アレクサンダーテクニークによって、演技がどう変わったか
- ともこ
- あきさんは、はじめはカチカチになっていたというけれど、アレクサンダーテクニークをやってどうだったの?
- あき
- アレクサンダーテクニークをやってから芝居をちゃんとしたことがなくて。
でも、舞台上で本当に生きてみたいっていう夢がある。
一緒に芝居をやっていた仲間に、役が乗り移ったかのように動く人がいて、なんであんな風になるんだろうと……。
雨のシーンだと雨に濡れているかのように全身で反応したり、
見えないものが見えているかのように反応していたりして、
その時は、その人は「天才」だと思った。
でも、アレクサンダーをやって……
トレーニングコースのパーティーとかで、お芝居を披露することあるじゃない?
あれで、ちょっと実験してみようと思って、アレクサンダーを初めてからはじめて役をちょっとみんなの前でやってみた。
そしたら、何をやればいいか大体明確になっていて、
頭と脊椎のことお願いしたあとは自分の考えたプランを1個1個実験していって……
出来ているかできていないか判断しそうになったら、
それを*インヒビションして、プランに戻るということをただ淡々と実行していて。
あと、*キャシーのワークを受けたときに……
たとえば、目の前に犬がいる演技をしている時に、犬の死を見て泣いた。
泣くなんて、その前の自分からしたら考えられない!
*インヒビション:不要な習慣を抑制すること
*キャシー:アメリカのアレクサンダーテクニーク教師 兼 アクティングティーチャー - ともこ
- おお……。
- あき
- それとは別のキャシーとのレッスンで
「目の前にないんだから、ないものが見えるわけないじゃない」って言われて、すごい気がラクになって。

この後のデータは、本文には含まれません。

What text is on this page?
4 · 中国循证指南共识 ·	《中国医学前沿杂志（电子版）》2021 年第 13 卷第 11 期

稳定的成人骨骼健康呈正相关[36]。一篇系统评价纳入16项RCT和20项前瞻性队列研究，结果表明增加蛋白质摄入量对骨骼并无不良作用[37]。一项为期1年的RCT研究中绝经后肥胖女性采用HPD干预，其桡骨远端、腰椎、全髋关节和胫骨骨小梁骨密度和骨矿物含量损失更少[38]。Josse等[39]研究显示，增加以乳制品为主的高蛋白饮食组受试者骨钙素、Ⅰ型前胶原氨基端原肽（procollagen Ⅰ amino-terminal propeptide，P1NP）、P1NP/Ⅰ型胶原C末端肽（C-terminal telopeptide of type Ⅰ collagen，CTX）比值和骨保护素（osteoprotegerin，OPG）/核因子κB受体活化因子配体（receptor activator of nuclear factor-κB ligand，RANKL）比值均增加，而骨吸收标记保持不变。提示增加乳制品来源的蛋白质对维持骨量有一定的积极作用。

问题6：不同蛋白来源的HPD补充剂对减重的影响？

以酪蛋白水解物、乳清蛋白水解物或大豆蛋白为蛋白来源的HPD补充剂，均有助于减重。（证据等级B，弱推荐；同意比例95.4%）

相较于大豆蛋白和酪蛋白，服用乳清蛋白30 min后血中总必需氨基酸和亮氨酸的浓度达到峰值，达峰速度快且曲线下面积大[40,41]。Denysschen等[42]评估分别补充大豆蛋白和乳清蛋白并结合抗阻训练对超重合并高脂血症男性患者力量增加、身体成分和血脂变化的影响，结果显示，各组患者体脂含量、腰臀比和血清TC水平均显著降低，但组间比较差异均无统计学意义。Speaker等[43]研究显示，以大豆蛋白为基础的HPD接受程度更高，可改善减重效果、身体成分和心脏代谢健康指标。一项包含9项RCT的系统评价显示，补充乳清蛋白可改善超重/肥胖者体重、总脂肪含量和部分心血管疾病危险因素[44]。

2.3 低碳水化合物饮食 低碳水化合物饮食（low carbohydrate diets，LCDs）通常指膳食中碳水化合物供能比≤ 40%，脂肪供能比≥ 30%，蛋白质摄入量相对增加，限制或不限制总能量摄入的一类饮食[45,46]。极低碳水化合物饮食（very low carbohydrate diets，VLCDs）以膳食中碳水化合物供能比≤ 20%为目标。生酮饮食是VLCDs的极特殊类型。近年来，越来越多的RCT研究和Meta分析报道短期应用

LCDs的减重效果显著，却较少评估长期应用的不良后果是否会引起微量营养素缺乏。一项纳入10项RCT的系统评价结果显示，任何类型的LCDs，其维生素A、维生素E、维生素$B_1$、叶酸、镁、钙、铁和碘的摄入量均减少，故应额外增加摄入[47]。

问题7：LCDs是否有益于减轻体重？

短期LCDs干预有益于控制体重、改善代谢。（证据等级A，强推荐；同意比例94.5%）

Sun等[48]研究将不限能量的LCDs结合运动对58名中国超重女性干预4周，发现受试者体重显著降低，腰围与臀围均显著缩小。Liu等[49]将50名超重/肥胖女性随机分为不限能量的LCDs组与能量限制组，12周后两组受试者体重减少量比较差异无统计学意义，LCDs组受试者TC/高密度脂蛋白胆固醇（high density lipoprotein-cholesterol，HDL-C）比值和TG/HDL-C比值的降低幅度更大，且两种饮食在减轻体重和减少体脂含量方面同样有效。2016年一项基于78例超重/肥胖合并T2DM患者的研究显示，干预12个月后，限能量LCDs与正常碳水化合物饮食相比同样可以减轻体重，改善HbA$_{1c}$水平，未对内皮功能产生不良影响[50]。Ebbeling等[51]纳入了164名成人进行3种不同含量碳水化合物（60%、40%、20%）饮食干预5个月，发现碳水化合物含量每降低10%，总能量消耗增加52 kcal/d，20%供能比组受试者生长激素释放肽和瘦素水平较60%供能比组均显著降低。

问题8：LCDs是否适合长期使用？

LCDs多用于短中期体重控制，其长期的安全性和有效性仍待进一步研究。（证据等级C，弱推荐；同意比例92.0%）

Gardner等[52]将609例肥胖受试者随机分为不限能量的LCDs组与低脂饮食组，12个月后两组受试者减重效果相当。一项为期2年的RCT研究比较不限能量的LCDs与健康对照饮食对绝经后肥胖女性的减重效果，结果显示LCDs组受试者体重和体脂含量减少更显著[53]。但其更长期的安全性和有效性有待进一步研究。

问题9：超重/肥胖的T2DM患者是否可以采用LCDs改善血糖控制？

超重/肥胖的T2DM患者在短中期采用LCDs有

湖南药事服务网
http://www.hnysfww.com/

「無いものを在ると思おうとするから、脳が混乱する」と。 - ともこ
- 混乱するよねー。
- あき
- 「無いものはないし、見えたらおかしいんだから。無いものはないんだから」って言われて。
で、「無いけど、あると決めて、それに、一個一個反応していく」というプランでやってみなさいって言われたの。
無いんだけど……ここに毛があると思って、ちょっと反応してみようとか、
無いんだけど……そこに居ると思ってみてみようとか、
淡々とやっていっていたら、知らないうちに涙が出そうな自分がいて。愛犬の死とそれを体験している自分が、プランの結果としてそこにいるということが……本当に出来た。
セリフがガチガチあるわけじゃないんだけど、
人が見ているまえで、その役として決めたシチュエーションの中に存在し続けていられたっていう経験を初めてした。
たぶん、お芝居をやろうと思ってから、初めて意図してそれが出来た。
実際の稽古では、何回もそうやれていたんだけど、本番になると出来なかった。
でも、その時は観客がいる前でやれたという経験をして。
それは自分のなかで、ものすごく大きなことで。
だから、アレクサンダーを受けて、変わった……変わったというか、確実に結果が出始めた。 - ともこ
- すごーい!!
アレクサンダーテクニークって、身体のワークっていうイメージが強い部分もあるけど
でも「身体」っていう「部分トレーニング」とは違うじゃない?
腹筋を鍛えるとか、身体を柔らかくとか、肺活量の問題とかではなくって、
「意識的に行為を行う」っていう、反応のワーク。プロセスのワーク。
それがアレクサンダーテクニークのいいところだし、役者にとって助けになるね。